In APP guide, there is a code snippet:
if (A>B) {
C += D;
} else {
C -= D;
}
It says that
In the first block of code, this translates into an IF/ELSE/ENDIF sequence of
conditional code, each taking ~8 cycles. If divergent, this code executes in
~36 clocks; otherwise, in ~28 clocks. A branch not taken costs four cycles
(one instruction slot); a branch taken adds four slots of latency to fetch
instructions from the instruction cache, for a total of 16 clocks. Since the
execution mask is saved, then modified, then restored for the branch, ~12
clocks are added when divergent, ~8 clocks when not.
Anyway I cannot get 36 or 28…… How many cycles each line takes in both case?
Hi,
I'm curious, how did you get clock cycles count ?
ty
AMD_Accelerated_Parallel_Processing_OpenCL_Programming_Guide.
Page 125.
I have asked some people about it. It is interesting to me too.

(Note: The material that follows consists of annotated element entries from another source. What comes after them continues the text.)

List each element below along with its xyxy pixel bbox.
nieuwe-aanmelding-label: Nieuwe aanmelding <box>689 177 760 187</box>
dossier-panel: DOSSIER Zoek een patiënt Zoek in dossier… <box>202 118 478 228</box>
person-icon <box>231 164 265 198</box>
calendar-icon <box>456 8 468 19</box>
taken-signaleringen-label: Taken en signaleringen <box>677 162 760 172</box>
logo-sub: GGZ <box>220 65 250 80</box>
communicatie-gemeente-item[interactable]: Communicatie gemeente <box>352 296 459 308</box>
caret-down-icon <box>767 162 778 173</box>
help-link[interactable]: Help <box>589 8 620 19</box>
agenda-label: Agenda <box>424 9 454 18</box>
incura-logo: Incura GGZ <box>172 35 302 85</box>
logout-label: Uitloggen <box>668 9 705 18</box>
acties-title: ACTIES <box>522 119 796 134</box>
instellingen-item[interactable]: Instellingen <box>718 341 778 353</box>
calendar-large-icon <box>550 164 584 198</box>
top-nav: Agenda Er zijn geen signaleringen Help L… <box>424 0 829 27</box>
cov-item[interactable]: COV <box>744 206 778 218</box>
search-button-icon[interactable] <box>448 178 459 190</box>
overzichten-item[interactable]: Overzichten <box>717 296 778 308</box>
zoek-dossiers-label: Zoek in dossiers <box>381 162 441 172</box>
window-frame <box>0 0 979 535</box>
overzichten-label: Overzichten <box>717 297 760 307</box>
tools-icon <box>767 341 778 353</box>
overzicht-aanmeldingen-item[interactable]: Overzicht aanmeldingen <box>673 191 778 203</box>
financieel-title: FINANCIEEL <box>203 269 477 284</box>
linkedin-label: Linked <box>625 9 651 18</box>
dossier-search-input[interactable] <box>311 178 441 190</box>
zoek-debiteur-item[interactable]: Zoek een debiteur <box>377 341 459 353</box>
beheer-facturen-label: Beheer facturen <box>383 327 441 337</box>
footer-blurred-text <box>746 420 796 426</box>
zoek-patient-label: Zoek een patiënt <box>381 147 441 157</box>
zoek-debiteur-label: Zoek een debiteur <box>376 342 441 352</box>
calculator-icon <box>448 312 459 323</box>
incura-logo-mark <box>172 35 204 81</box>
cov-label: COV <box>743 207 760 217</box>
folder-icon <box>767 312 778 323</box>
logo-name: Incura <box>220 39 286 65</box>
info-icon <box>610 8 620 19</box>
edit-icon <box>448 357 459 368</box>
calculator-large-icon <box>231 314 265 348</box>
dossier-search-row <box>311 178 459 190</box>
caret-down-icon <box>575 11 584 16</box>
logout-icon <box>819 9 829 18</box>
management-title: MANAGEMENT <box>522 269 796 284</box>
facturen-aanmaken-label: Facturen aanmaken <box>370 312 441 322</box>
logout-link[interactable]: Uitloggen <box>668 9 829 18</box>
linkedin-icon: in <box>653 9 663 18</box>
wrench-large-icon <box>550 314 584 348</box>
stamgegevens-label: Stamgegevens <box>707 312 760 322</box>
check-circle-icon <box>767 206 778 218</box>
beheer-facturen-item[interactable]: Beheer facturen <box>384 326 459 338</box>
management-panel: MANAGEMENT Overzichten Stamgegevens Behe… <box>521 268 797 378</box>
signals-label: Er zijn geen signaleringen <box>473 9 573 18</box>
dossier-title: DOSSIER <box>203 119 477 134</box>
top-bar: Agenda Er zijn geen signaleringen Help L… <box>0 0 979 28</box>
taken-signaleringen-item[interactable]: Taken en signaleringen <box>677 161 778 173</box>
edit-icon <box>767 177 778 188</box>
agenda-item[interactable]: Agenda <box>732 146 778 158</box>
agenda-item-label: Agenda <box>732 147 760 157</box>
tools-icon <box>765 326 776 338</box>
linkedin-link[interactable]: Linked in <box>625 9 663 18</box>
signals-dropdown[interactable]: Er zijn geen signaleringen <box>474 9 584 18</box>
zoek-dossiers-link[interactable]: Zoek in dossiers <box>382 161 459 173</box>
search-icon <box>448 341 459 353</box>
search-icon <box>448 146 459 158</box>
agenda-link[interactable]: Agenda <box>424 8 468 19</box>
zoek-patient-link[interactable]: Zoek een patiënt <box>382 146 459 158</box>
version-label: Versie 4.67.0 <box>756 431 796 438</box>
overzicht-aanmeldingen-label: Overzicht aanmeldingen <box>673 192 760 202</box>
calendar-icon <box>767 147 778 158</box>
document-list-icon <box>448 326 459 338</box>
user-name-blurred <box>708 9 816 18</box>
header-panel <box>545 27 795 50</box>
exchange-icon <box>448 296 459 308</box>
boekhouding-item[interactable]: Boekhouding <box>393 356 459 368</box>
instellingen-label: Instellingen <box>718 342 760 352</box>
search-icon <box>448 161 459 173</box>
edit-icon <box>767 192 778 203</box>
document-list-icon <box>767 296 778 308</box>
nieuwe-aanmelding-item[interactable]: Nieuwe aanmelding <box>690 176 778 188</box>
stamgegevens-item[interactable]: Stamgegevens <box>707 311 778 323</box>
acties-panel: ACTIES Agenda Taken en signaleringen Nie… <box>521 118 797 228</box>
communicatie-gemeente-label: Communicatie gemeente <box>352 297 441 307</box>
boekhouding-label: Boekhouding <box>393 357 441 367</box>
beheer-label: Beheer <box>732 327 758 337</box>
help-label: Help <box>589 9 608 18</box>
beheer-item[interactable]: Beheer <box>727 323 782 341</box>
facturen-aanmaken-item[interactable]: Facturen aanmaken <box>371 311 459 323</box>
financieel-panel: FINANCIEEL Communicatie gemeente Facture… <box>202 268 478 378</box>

Any jump costs a minimum of 4 quad cycles to fetch instructions from the instruction cache. With the if-else case there is a jump in either side of the branch, so you’re guaranteed a 32 clock penalty if the code is divergent. Since there’s an add in each side, that’s another 8 clocks. So 40 clocks not counting the instructions to set up the conditional. If non-divergent, then you just get 1 jump and 1 add, so you would have 20 clocks.
Courtesy: Jeff Golds
I think that's very clear. But APP guides says 36 or 28.. Is that wrong?
Unfortunately yes. We will fix it soon there.